To Henry Hyer Knowles, as administrator of Gertrude Lalla Rookh
Knowles, deceased, $2,000, for loss of personal effects.
To William C. Perry, as administrator of Kate M. Perry,
deceased, $5,277.50, for loss of money and personal effects.
To William C. Perry, as administrator of Florence Perry,
deceased, $1,050, for loss of money and personal effects.

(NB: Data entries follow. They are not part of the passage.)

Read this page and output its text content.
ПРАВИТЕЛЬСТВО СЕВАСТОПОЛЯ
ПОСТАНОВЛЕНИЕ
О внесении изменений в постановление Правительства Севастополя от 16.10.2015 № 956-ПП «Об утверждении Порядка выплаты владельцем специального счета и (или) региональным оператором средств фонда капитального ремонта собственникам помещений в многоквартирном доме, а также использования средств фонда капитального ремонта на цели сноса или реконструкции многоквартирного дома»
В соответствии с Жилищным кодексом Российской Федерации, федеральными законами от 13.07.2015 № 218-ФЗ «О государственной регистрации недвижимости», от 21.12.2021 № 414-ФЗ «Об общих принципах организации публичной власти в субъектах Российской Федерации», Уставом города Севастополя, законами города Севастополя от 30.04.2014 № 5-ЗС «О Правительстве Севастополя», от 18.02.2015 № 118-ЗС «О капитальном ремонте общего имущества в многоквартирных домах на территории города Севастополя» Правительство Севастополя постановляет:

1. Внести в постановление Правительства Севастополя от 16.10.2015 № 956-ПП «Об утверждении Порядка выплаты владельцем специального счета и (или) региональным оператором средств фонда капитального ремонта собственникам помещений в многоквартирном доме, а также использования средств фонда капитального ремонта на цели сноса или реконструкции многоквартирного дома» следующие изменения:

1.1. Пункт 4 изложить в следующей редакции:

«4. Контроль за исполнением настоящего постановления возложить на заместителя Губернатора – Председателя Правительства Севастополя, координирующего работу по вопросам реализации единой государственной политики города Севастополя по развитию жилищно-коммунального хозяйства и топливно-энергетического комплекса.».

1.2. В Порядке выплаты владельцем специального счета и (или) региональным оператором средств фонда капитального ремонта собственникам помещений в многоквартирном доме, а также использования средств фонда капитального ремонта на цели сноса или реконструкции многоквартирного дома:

To William C. Perry, as administrator of Sadie Perry, deceased,
$1,050, for loss of money and personal effects.
To John Perry, as next of kin of Katherine Perry and Albert
Perry, deceased, $350, for loss of personal effects.
To Lewis Delfonti, $432, for loss of personal effects and for
damages for personal injuries.
To Henri Cirri, $1,018, for loss of personal effects and as
damages for personal injuries.
To George Deslions, $25,000 for loss of property as baggage.